Le nouvel établissement est composé de 96 rayons, d’un salon de thé, d’une bibliothèque et d’un salon de coiffure. Il a 5 étages, des balcons, une grande coupole ainsi qu’un majestueux escalier d’honneur digne de l’Opéra, tout en fer forgé. Selon les vœux de Théophile Bader, une lumière dorée, venant de la coupole, inonde le grand hall et fait scintiller la marchandise. Au sommet du bâtiment, une terrasse permet de découvrir Paris. Les vitrines jouent un grand rôle dans cette mise en scène : elles doivent éveiller toutes les envies et tous les désirs. Tout est fait pour que le client se sente bien et ait envie d’acheter. Le magasin est tout entier voué à la nouveauté et à la mode.
De 1916 à 1926, les Galeries Lafayette s’implantent en province, à Nice, Lyon, Nantes et Montpellier.
Durant les années 20, Théophile Bader tente d’étendre son activité à d’autres pays mais il rencontre toutefois un succès limité.
Il investit personnellement dans plusieurs entreprises, notamment Monoprix, enseigne qu’il crée en 1930.
Mais en juin 1940, les affiches « entreprise juive » sont apposées sur les vitrines du magasin par les autorités d’occupation. Théophile Bader meurt à Paris en 1942. L’entreprise est reprise par ses gendres, Max Heilbronn et Raoul Meyer. Le premier, déporté comme résistant à Buchenwald reviendra en 1945. Raoul Meyer, réfugié en zone sud, prendra part à la libération de Paris en 1944.
Robert Levy, beau frère de Bader et directeur général des Galeries Lafayette, ainsi que son épouse Blanche, seront déportés le 3 octobre 1943 et assassinés à Auschwitz.
Aujourd’hui, les Galeries Lafayette sont toujours dirigées par les familles du fondateur. En un siècle, elles sont devenues un des groupes phares de la distribution avec 35.000 collaborateurs et ont intégré diverses enseignes : Inno, Nouvelles Galeries, BHV, Uniprix et Prisunic.

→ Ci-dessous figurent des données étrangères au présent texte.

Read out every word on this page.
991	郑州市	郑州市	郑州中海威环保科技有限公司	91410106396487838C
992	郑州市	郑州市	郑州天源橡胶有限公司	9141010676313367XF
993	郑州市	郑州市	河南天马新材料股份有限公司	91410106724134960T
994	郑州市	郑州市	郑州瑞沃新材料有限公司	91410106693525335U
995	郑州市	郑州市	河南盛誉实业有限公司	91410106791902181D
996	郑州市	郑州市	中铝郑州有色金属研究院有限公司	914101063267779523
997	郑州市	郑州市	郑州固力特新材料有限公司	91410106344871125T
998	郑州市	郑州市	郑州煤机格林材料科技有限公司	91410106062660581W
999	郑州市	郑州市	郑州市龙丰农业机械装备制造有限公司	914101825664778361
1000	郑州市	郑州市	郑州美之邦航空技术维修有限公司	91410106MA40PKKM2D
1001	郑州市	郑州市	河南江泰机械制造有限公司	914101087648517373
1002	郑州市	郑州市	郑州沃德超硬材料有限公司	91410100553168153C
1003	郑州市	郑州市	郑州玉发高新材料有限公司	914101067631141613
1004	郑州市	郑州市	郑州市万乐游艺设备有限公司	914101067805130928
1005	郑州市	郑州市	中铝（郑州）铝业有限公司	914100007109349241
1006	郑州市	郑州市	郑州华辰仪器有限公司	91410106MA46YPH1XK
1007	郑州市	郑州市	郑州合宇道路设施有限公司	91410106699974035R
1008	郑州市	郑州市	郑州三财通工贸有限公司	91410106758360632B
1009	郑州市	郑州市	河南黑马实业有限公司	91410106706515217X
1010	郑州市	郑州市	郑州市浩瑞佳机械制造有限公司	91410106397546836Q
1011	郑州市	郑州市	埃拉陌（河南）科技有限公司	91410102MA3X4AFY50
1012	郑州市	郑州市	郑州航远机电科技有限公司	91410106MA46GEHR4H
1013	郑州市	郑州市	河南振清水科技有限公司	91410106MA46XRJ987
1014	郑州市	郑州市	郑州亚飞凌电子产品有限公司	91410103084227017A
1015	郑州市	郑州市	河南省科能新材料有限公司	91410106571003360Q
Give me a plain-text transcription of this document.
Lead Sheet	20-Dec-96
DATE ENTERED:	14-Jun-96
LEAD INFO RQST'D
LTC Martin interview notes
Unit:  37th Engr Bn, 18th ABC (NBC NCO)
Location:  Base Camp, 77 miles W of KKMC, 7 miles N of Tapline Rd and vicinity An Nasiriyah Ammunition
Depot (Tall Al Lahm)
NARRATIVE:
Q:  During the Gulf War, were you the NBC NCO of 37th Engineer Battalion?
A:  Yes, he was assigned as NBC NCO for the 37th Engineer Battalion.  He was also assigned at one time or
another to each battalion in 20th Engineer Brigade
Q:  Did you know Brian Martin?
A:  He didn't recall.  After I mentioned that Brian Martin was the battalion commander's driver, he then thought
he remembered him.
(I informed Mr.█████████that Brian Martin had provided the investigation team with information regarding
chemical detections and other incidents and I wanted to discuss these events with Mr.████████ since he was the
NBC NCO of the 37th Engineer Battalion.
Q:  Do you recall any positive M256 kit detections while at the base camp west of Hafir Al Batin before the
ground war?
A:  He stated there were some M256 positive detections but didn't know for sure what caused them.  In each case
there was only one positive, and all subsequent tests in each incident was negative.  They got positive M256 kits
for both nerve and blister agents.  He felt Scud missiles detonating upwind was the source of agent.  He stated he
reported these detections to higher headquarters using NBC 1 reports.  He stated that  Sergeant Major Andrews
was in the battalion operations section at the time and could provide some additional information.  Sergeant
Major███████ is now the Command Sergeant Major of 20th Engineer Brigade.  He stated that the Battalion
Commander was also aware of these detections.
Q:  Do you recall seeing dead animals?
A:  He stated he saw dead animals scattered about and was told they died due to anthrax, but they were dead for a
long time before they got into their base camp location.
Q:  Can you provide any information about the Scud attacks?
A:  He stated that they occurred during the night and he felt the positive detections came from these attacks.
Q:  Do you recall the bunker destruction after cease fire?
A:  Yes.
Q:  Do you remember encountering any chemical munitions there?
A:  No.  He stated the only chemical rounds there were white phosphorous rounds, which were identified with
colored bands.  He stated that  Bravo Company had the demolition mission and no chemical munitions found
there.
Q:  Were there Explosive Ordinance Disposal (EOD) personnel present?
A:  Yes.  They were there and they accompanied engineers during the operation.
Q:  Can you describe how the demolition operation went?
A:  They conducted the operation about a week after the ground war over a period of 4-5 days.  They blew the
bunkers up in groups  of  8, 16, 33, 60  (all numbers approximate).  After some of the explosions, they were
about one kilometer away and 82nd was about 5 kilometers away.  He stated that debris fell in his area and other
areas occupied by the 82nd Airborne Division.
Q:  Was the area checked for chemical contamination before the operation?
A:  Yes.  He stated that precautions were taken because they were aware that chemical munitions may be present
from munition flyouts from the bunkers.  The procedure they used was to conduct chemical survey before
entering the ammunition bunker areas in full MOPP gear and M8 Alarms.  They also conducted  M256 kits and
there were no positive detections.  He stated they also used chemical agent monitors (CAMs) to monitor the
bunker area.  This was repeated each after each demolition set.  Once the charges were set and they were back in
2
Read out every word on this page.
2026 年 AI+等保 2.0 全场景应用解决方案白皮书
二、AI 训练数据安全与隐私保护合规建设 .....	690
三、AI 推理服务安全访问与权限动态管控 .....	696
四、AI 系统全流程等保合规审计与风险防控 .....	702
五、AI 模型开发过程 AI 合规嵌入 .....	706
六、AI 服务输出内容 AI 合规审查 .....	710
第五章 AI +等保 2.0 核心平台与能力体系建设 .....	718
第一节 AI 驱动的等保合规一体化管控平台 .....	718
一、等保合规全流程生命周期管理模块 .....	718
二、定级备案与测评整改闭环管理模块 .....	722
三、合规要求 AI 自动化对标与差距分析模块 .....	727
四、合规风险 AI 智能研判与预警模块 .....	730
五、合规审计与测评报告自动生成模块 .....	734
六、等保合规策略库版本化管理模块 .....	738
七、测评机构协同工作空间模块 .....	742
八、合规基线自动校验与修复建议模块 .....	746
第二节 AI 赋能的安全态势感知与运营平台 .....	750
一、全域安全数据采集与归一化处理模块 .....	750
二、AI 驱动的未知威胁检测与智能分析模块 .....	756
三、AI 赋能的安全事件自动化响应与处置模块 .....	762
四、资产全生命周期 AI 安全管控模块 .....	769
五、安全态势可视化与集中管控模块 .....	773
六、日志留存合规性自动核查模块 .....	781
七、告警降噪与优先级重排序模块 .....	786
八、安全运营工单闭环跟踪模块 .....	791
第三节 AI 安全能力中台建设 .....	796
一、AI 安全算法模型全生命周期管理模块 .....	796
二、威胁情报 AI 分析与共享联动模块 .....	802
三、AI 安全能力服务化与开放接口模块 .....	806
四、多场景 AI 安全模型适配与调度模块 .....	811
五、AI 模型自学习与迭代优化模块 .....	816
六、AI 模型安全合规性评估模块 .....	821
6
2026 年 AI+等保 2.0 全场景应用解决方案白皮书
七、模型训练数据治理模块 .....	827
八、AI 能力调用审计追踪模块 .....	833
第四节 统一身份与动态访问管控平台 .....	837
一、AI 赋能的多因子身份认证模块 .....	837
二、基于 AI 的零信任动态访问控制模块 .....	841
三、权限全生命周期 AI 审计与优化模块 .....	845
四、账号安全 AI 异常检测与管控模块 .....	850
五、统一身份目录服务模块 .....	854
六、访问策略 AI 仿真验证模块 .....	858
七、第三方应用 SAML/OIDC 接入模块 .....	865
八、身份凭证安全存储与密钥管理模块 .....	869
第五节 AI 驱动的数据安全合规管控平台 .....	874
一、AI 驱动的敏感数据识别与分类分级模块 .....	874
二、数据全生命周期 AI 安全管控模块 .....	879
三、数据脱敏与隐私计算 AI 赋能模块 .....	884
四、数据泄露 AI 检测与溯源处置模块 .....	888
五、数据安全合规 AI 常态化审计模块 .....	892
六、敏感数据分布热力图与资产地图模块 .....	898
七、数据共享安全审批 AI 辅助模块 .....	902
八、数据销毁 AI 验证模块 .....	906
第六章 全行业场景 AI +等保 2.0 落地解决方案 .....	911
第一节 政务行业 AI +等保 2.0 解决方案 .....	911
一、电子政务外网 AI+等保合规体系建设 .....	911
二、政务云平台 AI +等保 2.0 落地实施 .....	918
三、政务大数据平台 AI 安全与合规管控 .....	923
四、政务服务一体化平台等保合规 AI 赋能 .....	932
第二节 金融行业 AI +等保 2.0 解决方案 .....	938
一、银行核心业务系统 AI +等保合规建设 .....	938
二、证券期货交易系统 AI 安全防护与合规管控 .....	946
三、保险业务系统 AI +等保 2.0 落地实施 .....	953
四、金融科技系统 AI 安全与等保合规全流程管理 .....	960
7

Les Galeries Lafayette sont reconnues à travers le monde entier comme le phare de l’élégance et du bon goût français. Son architecture monumentale en fait un lieu touristique incontournable de Paris.
Oui, il se passe toujours quelque chose aux Galeries Lafayette !
© Noémie Grynberg / Israel Magazine
N est ce pas la meme famille qui a cree “‘Les dames de France”,enseigne qui a reussi a habiller dans nos montagnes les personnes qui “allaient a la ville” deux ou trois fois dans leur vie pour s acheter les “habits du dimanche”?
Que dire si ce n’est que les fondateurs ont bénéficié de deux choses, du nez et de la chance.